To minimise the risk associated with complexity and unknowns, teams work collaboratively to break down stories into smaller, more simplified stories, and aim to alleviate the unknowns throughout this process. The result should be a number of stories/tasks that are more straightforward and have much smaller risk profiles associated with them (represented by smaller Story Point values).
Most teams have adopted the Fibonacci Sequence as the standard for Story Points. Whether you use this or another standard, the important thing here is to ensure you have visibility of how your actual stories are distributed across the spectrum of standardised estimates. Your objective is it minimise (or eliminate altogether) the delivery of large stories by breaking them down into smaller, more well-defined stories.
Where you draw the line on what's "too big" is somewhat subjective for each team, however there are some standard targets that many organisations adopt.
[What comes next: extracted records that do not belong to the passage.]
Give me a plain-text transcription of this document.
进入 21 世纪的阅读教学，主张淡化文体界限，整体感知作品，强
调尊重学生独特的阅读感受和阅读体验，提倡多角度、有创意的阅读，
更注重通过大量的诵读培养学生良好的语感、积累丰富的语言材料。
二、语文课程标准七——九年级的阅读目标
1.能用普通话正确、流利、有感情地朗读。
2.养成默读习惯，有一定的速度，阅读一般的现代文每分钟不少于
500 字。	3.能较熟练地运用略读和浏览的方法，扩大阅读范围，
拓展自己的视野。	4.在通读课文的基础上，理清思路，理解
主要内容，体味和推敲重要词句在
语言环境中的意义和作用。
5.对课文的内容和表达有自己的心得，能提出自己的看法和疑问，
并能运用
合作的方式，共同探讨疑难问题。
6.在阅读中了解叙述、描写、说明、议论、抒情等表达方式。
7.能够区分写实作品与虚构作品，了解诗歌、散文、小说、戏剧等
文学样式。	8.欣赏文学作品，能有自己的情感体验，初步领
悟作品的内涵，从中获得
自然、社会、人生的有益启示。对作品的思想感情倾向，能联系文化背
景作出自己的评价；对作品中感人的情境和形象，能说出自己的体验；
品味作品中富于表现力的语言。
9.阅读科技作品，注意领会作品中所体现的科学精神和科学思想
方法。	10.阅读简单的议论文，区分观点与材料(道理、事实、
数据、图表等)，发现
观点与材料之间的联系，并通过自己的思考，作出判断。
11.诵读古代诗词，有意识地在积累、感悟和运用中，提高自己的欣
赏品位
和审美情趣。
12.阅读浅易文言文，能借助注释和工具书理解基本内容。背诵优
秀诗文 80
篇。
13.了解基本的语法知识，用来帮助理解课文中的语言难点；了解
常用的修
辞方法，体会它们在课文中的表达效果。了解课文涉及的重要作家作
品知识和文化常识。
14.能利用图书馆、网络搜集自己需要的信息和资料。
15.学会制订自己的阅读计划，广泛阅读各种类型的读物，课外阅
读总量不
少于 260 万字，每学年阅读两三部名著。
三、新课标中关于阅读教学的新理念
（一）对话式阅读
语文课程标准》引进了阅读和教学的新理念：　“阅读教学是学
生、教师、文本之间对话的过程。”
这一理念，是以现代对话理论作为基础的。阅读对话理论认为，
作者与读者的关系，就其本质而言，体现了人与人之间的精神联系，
If you use the Fibonacci Sequence (i.e. 1, 2, 3, 5, 8, 13, 21, etc), the line is most commonly drawn at 8. You may accept some 13s when technical and functional complexity are so intertwined that a story cannot be broken down further, but most teams will still strive to keep the far majority (~90%) of stories at 8 and below. Again, you will need to adapt this to how you use the sequence for your estimates (i.e. an 8 for one team may be a 5 for another team and a 13 for another team).
In the example above of Story Point Distribution, you'll see that the team has a relatively healthy distribution across the possible estimates. There's possibly some work to do to continue to drive down the 13-point stories (and we certainly want to avoid any further 21-point stories), but generally this team is effectively delivering smaller stories.
Some things to look for:
1) Do you see values appear that aren't in your standard? This is a common issue and one that's easy to fix by ensuring teams stick to the standard.
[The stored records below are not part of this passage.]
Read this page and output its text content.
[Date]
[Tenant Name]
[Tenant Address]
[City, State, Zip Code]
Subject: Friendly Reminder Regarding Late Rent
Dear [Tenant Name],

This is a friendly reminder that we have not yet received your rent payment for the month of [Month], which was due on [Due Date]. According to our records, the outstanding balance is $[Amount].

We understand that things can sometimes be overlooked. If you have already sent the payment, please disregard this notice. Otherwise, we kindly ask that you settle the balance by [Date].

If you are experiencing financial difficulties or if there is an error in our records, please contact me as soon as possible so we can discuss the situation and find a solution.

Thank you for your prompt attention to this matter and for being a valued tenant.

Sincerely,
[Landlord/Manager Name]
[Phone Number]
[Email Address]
2) Are 90% of the stories below the right threshold?
3) Can more work be done within the target range to continue to simplify stories (i.e. turn 8s into 5s and 3s)?
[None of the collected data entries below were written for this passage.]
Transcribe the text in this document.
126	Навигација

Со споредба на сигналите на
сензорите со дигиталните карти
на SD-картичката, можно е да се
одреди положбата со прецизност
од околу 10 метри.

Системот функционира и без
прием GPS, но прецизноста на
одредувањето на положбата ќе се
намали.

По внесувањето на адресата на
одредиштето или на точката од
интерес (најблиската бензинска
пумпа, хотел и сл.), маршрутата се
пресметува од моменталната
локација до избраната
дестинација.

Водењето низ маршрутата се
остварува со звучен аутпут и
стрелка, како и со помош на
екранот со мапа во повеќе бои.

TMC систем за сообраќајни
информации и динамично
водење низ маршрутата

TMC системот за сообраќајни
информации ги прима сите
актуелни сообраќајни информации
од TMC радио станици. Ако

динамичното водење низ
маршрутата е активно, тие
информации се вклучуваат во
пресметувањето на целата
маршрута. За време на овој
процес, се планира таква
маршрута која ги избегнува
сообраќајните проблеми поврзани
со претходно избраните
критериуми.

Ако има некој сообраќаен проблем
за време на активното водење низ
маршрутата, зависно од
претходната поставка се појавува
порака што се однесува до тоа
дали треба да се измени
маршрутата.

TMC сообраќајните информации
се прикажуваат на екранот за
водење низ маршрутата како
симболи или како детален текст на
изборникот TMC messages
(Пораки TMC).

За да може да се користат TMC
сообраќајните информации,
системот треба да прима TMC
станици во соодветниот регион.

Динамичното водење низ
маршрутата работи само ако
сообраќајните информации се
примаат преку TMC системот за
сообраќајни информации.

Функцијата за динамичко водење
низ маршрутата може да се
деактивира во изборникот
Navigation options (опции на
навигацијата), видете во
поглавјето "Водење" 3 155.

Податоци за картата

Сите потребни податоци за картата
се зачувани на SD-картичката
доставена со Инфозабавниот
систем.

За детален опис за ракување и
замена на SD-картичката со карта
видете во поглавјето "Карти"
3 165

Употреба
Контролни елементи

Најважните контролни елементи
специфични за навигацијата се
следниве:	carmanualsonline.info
Setting up Story Point Distribution
In Plandek, you can easily set this metric up by using the Completed Tickets metrics. Simply add it to your dashboard, and then apply a filter on Issue Type = Story and adding Story Points as a breakdown.
How can you be more proactive?
Rather than relying on insights retrospectively (i.e. after stories have been delivered), Plandek also enables you to monitor and take action ahead of development start. Below we see the current distribution of Story Points in the backlog. You'll notice that there's a a disproportionate amount of 8 and 13-point stories (compared to 1 to 5s), so this will alert the team to be able to focus on these in the short term to see where they can break these stories down further.
To set this view up in Plandek, simply add the Unresolved Tickets metric. In the metric settings, filter Issue Type = Story and Current Status = [those statuses before development start]. Make sure you add a Breakdown by Story Points so you can see how these stories are distributed across the different values.